Si les agriculteurs ont toujours été tristement désignés parmi les professionnels les plus exposés au risque suicidaire avec, à leurs côtés, militaires et psychiatres, aucune étude n’avait jusqu’alors été officiellement conduite sur ce fléau. Raison pour laquelle, en décembre 2011, Bruno Lemaire, ministre de l’Agriculture de l’époque a annoncé un plan national de lutte contre le suicide, prévoyant notamment « un décompte aussi précis que possible du nombre de suicides parmi les exploitants agricoles en France, depuis 2007 ». Menée par l’Institut national de veille sanitaire (INVS) en collaboration avec la caisse centrale de la Mutualité sociale agricole (MSA), cette étude a été officiellement publiée le 10 octobre. Elle porte sur les années 2007, 2008 et 2009 et sur les exploitants agricoles en activité professionnelle.

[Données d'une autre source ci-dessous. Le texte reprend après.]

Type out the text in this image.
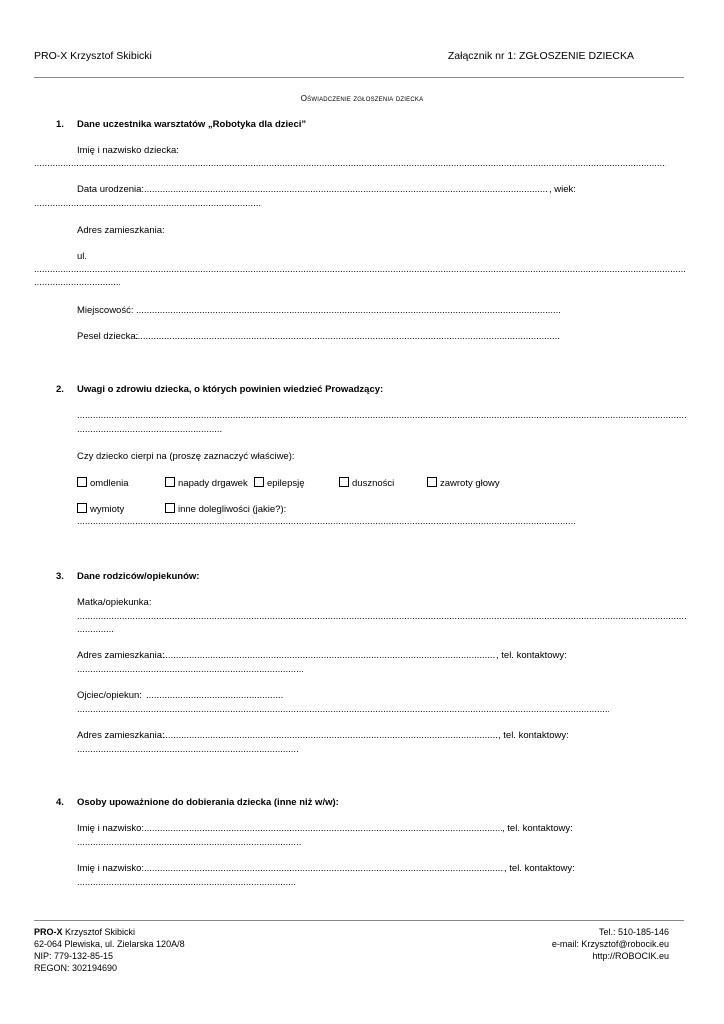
PRO-X Krzysztof Skibicki	Załącznik nr 1: ZGŁOSZENIE DZIECKA
Oświadczenie zgłoszenia dziecka
1. Dane uczestnika warsztatów „Robotyka dla dzieci”
Imię i nazwisko dziecka:
.....
Data urodzenia: .....	, wiek:
.....
Adres zamieszkania:
ul.
.....
.....
Miejscowość:
.....
Pesel dziecka:
.....
2. Uwagi o zdrowiu dziecka, o których powinien wiedzieć Prowadzący:
.....
.....
Czy dziecko cierpi na (proszę zaznaczyć właściwe):
omdlenia	napady drgawek	epilepsję	duszności	zawroty głowy
wymioty	inne dolegliwości (jakie?):
.....
3. Dane rodziców/opiekunów:
Matka/opiekunka:
.....
.....
Adres zamieszkania: .....	, tel. kontaktowy:
.....
Ojciec/opiekun:
.....
.....
Adres zamieszkania: .....	, tel. kontaktowy:
.....
4. Osoby upoważnione do dobierania dziecka (inne niż w/w):
Imię i nazwisko: .....	, tel. kontaktowy:
.....
Imię i nazwisko: .....	, tel. kontaktowy:
.....
PRO-X Krzysztof Skibicki
62-064 Plewiska, ul. Zielarska 120A/8
NIP: 779-132-85-15
REGON: 302194690
Tel.: 510-185-146
e-mail: Krzysztof@robocik.eu
http://ROBOCIK.eu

485 agriculteurs se sont suicidés en 3 ans
Entre 2007 et 2009, 417 suicides chez les hommes et 68 chez les femmes ont été enregistrés pour les chefs d’exploitation agricoles ou leurs conjoints. Le suicide apparaît comme la troisième cause de mortalité des agriculteurs après le cancer et les maladies cardiovasculaires. Quel que soit le sexe, le suicide reste la cause la plus fréquente de décès quand celui-ci est dû à une cause extérieure (accident, suicide, homicide). Le suicide par pendaison est le plus fréquent.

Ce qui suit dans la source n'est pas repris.